Despite months of preparation, the St Patrick's Festival falls foul to the foot and mouth crisis.
Due to an outbreak of foot and mouth disease in the United Kingdom, social and cultural events in Ireland are being cancelled or postponed. The £1.3 million St Patrick's Festival, the biggest street party of the year is cancelled, but organisers are hoping to transfer the event to the early summer.
For theatre companies like Down to Earth, St Patrick's Day is the focus of their year. Shane O'Doherty says the company gets a large number of bookings from the television coverage it receives at the St Patrick’s Day parade.
For the rest of the summer then we’re kept going, this year it’s not going to happen like that.

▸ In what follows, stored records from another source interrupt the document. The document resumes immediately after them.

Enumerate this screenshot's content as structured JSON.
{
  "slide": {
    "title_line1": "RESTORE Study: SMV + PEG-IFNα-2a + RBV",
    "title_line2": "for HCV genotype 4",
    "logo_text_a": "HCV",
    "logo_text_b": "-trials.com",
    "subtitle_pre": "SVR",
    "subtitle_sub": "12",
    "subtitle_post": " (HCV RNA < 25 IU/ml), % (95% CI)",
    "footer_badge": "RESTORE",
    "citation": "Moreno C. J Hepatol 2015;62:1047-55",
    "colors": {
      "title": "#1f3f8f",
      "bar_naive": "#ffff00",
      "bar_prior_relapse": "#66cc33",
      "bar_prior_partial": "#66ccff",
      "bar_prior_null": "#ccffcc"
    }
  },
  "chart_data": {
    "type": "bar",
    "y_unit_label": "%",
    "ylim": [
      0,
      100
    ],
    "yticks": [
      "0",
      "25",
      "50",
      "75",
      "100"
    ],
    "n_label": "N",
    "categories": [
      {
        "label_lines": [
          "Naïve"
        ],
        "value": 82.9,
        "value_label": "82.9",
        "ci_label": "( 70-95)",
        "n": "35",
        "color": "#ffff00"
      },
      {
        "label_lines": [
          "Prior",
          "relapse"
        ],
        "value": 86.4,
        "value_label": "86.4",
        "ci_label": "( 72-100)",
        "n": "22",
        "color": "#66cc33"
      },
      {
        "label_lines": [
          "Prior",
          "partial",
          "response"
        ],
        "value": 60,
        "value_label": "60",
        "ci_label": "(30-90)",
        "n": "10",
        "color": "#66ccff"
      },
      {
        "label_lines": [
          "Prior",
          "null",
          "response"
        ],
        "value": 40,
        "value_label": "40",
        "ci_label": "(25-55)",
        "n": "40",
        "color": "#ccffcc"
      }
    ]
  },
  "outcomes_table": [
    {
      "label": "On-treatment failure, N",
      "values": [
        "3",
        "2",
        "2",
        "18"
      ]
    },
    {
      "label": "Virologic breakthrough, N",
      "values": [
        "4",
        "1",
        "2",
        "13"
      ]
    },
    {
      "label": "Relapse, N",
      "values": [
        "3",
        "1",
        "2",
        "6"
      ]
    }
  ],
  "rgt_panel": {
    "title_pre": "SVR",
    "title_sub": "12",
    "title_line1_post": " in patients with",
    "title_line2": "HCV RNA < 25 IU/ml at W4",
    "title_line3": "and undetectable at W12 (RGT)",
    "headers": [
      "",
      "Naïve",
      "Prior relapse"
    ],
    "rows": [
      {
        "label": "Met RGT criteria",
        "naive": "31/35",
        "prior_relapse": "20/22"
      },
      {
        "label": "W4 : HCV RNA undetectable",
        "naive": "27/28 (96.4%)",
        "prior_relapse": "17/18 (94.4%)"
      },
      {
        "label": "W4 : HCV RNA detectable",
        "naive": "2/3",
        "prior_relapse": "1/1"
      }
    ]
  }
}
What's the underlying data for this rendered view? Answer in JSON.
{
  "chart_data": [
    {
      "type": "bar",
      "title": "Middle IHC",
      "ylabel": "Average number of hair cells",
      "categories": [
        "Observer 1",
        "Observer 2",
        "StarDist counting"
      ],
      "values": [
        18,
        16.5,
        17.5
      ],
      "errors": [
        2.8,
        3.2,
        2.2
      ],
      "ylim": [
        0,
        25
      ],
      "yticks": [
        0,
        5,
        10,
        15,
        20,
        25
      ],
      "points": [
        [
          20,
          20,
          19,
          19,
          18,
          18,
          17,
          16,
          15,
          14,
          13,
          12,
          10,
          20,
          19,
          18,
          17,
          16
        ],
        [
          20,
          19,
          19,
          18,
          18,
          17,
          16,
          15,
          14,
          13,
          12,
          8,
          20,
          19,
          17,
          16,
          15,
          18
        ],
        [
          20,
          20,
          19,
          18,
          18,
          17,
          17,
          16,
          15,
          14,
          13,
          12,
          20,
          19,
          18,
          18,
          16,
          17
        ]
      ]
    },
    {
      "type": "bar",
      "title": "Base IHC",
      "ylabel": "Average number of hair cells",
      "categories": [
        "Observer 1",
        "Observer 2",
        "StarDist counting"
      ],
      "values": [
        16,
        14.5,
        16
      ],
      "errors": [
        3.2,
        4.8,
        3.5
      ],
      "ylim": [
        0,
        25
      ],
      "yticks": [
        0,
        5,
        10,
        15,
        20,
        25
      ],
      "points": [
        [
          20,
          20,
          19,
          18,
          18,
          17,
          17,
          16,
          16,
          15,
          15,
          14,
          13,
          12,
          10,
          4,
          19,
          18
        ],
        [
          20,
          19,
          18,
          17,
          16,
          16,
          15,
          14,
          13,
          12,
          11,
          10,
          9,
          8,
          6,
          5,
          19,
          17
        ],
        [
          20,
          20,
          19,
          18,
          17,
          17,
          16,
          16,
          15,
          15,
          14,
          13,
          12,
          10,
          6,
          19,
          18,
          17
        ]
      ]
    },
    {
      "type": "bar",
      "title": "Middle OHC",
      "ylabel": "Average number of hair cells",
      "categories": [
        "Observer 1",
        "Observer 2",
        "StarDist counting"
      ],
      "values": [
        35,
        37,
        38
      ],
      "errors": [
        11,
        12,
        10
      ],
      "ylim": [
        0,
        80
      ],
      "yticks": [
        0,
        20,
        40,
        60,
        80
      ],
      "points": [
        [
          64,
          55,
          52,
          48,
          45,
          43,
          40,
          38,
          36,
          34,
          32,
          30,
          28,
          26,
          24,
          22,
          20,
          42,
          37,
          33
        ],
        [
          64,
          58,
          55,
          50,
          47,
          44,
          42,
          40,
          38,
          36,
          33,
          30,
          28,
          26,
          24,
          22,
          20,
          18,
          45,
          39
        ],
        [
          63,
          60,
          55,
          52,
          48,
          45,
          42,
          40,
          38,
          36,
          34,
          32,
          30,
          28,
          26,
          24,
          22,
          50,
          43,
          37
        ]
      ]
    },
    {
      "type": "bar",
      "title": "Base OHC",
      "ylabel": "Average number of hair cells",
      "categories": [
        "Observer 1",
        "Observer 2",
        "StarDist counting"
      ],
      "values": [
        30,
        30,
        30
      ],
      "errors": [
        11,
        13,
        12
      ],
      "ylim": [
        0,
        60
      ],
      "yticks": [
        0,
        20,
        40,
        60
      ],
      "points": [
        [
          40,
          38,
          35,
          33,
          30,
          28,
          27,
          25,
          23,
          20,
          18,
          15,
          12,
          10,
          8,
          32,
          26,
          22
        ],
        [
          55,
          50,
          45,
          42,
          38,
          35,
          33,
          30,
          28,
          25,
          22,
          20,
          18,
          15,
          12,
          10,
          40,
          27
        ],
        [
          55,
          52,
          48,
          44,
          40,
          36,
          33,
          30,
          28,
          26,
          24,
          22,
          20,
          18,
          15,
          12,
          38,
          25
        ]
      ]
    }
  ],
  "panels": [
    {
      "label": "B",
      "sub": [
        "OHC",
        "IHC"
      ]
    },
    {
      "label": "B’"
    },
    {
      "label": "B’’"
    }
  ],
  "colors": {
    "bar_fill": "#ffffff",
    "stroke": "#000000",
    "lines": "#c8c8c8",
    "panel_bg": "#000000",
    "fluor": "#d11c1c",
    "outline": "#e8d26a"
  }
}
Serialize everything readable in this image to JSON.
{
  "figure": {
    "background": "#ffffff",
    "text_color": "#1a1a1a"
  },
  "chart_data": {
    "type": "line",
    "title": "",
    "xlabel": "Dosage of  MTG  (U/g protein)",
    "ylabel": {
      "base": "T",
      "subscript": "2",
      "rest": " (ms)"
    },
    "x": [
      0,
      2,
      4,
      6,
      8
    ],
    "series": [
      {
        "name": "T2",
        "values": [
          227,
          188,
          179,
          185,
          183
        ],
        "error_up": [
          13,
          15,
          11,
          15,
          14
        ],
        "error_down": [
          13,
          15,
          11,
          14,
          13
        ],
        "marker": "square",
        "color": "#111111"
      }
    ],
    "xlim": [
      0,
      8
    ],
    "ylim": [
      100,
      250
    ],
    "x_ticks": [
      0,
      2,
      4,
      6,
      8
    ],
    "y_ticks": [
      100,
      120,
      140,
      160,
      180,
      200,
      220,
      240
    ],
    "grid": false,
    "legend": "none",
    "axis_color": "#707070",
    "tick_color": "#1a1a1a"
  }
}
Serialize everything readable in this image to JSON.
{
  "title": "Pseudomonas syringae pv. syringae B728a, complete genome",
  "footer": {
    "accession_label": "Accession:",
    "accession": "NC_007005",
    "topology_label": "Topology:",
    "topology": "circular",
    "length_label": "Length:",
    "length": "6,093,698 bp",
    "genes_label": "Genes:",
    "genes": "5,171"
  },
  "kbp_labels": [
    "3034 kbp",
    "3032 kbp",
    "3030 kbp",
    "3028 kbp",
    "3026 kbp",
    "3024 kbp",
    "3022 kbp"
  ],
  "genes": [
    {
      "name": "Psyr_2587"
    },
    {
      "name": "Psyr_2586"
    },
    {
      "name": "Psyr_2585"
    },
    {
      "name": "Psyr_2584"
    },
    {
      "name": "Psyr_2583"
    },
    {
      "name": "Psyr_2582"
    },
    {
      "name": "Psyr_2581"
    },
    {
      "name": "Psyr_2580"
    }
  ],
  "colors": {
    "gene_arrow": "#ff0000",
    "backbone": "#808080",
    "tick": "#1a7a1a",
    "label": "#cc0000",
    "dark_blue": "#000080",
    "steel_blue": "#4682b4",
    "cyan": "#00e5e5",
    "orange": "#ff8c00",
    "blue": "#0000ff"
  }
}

St Patrick's Festival attracts drawing hundreds and thousands of visitors to Dublin. Many of those now will not come. General Manager of Buswells Hotel Paul Gallagher is expecting the worst but it is too soon to know how bad the level of cancellation will be.
The chief executive of the St Patrick's Festival Maria Moynihan says the cancellation of the March event is a financial blow, but really
The main cost is in people’s disappointment.
She insists the event is postponed not cancelled and is working on finding an alternative set of dates to hold the four-day celebrations.
Effectively we’re a party waiting to happen right now because all of the pieces are in place and that people can use us as a means to celebrate, we can be the light at the end of the tunnel.
An RTÉ News report broadcast on 2 March 2001. The reporter is Brian Dobson.